Yes, yesterday’s furious 3.5% equity selloff – the biggest since June 11 – was painful, but in isolation it should have been manageable for investors using legacy balanced 60/40 (or risk parity) portfolios. However that was not the case because as BofA’s Hans Mikkelsen writes overnight, what was truly unique about the Wednesday rout is that as stocks cratered, Treasury yields were up and gold is down, or as the BofA strategist puts it “everything on sale”, in other words a perfect liquidation.

Such a selloff is so against the core tenets of conventional market flows, that this combination – of stocks, bonds and gold down on the same day – only happened twice in market history – on March 11 and March 18th – during the liquidity crisis where nearly all assets where liquidated as risk-parity funds were hammered.

As BofA notes, while Wednesday moves were to some extent in reaction to a deteriorating Covid-19 situation globally and lockdown-type measures being re-imposed in Europe “that can’t be the only story as the Technology sector, which benefits from stay-at-home, performed the worst.” It also can’t be that polls suggesting improving odds for President Trump for next week’s election got investors worried about less fiscal support as Biden longs outperformed in the equity market.

So according to BofA what happened on Wednesday was that investors already positioned for either outcomes for the various near term risks decided to “dial it down a touch in order to reduce risk” and deleverage, a move that hit “balanced portfolio” investors the hardest.
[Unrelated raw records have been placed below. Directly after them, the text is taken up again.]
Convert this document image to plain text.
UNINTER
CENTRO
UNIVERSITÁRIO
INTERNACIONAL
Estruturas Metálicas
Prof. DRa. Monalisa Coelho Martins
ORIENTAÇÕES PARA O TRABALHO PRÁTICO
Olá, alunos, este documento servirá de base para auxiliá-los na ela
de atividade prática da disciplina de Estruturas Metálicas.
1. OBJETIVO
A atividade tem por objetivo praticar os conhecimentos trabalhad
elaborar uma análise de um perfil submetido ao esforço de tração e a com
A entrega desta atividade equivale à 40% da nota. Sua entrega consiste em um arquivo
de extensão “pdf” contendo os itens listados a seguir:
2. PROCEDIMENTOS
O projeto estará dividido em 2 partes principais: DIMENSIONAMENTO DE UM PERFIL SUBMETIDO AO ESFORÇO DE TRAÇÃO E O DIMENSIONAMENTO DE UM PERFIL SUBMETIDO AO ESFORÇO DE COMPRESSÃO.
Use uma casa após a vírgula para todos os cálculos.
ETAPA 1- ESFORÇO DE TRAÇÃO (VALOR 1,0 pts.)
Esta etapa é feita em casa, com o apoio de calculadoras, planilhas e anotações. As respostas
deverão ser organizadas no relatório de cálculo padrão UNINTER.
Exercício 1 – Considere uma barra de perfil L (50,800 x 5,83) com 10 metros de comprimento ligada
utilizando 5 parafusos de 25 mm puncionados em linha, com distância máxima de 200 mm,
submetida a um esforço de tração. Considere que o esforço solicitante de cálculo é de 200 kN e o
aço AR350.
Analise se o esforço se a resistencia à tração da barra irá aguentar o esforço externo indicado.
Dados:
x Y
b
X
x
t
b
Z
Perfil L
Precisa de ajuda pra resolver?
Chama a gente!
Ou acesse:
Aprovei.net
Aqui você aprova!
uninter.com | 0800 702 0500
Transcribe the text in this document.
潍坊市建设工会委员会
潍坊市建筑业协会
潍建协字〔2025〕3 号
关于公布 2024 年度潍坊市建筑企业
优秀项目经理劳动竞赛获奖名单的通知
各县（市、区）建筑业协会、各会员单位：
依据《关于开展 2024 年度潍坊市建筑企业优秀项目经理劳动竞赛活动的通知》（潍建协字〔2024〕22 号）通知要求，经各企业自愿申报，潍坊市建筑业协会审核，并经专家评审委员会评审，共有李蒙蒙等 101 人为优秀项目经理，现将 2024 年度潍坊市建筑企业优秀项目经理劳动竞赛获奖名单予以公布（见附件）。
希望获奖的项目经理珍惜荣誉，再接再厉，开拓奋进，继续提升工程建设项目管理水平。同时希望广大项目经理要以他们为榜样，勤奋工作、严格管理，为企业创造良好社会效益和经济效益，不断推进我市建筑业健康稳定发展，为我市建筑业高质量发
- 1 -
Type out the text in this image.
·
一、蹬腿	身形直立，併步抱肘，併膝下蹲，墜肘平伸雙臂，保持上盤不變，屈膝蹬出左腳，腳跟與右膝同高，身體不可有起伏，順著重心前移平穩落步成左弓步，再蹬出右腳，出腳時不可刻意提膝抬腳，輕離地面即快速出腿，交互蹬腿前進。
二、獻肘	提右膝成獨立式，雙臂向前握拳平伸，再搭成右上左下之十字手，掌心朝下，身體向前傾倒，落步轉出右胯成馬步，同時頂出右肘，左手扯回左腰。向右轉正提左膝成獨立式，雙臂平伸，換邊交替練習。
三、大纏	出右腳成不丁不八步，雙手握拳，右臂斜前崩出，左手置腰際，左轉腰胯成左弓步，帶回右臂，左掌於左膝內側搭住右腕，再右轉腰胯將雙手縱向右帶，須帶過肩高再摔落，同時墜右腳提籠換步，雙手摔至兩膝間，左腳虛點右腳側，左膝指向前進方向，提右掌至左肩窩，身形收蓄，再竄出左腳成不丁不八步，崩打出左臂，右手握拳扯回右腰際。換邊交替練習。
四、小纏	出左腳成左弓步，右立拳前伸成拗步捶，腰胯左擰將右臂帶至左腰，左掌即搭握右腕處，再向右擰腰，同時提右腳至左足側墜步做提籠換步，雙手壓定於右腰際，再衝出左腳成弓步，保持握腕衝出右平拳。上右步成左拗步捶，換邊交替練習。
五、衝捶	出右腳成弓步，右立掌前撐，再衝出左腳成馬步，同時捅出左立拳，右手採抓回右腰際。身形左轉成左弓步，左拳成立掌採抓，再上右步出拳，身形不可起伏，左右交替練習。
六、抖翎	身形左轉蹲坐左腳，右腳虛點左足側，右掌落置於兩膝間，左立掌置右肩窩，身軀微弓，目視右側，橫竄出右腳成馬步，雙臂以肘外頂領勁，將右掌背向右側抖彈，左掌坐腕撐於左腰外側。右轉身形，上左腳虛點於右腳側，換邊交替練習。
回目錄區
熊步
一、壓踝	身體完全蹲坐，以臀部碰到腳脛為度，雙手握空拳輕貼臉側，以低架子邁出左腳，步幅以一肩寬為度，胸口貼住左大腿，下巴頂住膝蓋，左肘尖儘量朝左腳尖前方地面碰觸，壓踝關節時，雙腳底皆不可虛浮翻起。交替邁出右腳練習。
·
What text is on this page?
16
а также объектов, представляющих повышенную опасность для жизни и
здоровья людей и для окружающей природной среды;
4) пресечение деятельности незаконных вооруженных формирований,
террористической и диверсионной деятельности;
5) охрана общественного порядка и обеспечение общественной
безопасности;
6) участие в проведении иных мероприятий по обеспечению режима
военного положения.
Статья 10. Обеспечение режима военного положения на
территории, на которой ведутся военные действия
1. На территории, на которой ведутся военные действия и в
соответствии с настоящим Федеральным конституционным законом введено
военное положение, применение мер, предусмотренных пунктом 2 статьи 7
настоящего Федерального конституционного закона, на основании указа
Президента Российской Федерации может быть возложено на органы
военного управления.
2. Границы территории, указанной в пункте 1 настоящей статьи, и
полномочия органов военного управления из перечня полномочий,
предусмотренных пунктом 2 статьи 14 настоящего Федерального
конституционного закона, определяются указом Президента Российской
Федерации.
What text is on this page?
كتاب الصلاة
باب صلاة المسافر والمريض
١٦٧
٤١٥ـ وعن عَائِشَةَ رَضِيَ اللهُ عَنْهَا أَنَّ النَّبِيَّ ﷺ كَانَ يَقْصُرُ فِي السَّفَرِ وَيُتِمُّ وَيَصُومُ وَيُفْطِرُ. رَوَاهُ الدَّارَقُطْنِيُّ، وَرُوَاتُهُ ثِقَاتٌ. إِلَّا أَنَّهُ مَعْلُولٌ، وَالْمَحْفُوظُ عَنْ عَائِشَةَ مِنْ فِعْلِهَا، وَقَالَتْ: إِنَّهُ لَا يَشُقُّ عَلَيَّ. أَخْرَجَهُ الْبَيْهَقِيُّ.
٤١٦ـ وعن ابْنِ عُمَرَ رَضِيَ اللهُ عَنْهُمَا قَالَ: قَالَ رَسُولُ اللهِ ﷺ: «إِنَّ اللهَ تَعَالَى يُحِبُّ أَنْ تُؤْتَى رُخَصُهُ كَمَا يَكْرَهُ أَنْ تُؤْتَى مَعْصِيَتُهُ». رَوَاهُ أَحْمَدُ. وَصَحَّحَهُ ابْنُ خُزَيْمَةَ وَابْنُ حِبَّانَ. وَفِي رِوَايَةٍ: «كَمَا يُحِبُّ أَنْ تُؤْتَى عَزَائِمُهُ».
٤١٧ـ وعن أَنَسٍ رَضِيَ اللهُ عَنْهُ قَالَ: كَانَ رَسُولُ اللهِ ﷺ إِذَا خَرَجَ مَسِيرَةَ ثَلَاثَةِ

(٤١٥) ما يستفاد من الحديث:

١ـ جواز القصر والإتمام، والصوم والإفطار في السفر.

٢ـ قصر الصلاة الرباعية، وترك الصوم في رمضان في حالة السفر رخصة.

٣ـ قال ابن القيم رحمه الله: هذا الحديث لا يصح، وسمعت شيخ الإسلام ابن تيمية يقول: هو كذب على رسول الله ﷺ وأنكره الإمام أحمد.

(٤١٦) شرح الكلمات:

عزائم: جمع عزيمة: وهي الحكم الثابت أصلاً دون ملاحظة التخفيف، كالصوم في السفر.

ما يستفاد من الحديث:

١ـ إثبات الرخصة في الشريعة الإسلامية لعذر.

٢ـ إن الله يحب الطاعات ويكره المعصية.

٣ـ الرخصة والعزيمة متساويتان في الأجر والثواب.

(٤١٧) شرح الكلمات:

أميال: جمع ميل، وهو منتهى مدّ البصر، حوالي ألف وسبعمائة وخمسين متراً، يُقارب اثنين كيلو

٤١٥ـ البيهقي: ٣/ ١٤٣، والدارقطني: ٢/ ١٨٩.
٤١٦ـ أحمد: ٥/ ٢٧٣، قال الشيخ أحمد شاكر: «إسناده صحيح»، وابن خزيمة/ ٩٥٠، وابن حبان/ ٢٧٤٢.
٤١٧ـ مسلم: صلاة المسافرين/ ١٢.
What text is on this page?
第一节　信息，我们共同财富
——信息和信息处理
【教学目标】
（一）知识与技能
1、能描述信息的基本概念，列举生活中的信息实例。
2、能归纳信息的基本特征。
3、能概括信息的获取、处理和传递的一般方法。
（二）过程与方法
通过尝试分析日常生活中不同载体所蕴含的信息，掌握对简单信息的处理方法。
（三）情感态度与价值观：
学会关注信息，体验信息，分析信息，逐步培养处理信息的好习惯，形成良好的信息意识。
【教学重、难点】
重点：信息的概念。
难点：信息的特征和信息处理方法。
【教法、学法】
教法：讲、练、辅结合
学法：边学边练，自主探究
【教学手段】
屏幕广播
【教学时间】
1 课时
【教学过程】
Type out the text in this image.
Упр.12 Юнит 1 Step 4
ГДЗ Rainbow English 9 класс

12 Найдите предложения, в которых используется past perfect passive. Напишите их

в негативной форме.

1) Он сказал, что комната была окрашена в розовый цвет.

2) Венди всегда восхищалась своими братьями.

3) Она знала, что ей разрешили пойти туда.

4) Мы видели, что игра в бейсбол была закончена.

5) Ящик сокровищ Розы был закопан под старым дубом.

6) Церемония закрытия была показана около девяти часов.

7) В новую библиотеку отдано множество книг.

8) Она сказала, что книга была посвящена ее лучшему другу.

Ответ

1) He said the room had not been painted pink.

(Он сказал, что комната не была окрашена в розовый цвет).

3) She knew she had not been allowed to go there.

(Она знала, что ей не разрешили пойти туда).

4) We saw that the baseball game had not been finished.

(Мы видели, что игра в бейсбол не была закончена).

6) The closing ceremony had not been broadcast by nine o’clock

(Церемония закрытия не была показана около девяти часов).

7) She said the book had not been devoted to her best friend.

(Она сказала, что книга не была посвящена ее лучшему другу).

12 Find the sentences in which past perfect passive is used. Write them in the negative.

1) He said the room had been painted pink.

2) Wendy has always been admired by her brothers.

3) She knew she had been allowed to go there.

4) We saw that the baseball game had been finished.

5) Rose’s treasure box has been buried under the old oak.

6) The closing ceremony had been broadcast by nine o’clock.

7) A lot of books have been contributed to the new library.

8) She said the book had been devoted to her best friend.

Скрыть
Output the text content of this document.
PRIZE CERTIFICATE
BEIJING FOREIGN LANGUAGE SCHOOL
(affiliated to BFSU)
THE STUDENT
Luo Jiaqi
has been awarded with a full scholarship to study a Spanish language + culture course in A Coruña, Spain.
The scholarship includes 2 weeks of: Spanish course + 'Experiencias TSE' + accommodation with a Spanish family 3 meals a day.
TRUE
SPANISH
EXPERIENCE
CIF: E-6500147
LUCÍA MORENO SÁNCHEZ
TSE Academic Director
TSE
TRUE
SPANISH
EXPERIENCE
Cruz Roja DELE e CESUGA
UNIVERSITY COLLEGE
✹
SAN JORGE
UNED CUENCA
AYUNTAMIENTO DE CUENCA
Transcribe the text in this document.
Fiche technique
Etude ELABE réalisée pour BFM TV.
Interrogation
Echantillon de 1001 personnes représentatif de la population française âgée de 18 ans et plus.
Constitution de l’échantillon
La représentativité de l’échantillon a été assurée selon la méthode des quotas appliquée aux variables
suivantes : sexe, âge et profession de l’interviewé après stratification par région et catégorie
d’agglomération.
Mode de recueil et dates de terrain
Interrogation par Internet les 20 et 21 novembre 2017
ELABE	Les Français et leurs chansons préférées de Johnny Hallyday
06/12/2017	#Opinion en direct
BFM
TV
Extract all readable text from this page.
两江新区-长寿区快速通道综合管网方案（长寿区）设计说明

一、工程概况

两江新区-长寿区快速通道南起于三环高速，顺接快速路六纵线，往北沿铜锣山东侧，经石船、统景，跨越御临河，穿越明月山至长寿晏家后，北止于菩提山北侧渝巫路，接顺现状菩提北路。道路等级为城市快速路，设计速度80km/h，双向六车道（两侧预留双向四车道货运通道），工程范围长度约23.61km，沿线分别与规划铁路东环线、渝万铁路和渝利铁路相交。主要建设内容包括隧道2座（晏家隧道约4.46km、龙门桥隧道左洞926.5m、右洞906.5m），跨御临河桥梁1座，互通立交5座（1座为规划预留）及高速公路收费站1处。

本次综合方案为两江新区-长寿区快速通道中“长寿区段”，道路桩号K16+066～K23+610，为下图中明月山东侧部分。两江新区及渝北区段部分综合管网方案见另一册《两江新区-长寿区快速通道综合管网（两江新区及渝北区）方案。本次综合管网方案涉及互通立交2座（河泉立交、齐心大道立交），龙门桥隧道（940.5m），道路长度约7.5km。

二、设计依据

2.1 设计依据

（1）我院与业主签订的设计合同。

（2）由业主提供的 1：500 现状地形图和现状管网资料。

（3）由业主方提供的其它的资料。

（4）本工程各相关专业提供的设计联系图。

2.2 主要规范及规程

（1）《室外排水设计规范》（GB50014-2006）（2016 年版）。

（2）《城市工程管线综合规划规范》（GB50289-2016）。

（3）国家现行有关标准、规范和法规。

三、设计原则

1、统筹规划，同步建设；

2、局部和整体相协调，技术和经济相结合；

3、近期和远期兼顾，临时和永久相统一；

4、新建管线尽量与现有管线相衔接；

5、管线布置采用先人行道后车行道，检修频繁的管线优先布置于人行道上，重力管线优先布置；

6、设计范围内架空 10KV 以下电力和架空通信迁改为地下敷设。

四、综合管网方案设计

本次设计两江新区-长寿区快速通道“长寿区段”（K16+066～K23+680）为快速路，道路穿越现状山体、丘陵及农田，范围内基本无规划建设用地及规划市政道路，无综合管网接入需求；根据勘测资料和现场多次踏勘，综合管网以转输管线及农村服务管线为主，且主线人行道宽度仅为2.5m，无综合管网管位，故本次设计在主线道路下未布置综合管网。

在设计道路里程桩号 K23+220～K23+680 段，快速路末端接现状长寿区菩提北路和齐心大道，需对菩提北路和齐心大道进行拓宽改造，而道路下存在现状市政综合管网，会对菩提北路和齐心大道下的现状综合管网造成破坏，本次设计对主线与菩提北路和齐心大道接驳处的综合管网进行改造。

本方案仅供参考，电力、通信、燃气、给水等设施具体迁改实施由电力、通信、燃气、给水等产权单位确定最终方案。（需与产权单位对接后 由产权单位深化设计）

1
And in the latest ominous development for risk-parity funds, BofA warned that “at these low yields the Treasury market does not offer attractive hedging properties for a risk-off environment” especially since increased Corona risk would lead to more fiscal stimulus and higher supply of Treasuries.

Which brings us to the risk-parity “matrix of doom”, which we have discussed previously and which shows at what drops in both bonds and stocks risk parity portfolios are forced to delever aggressively.

As the chart shows, another -3.5% day coupled with a modestly bigger jump in yields and all hell can break loose.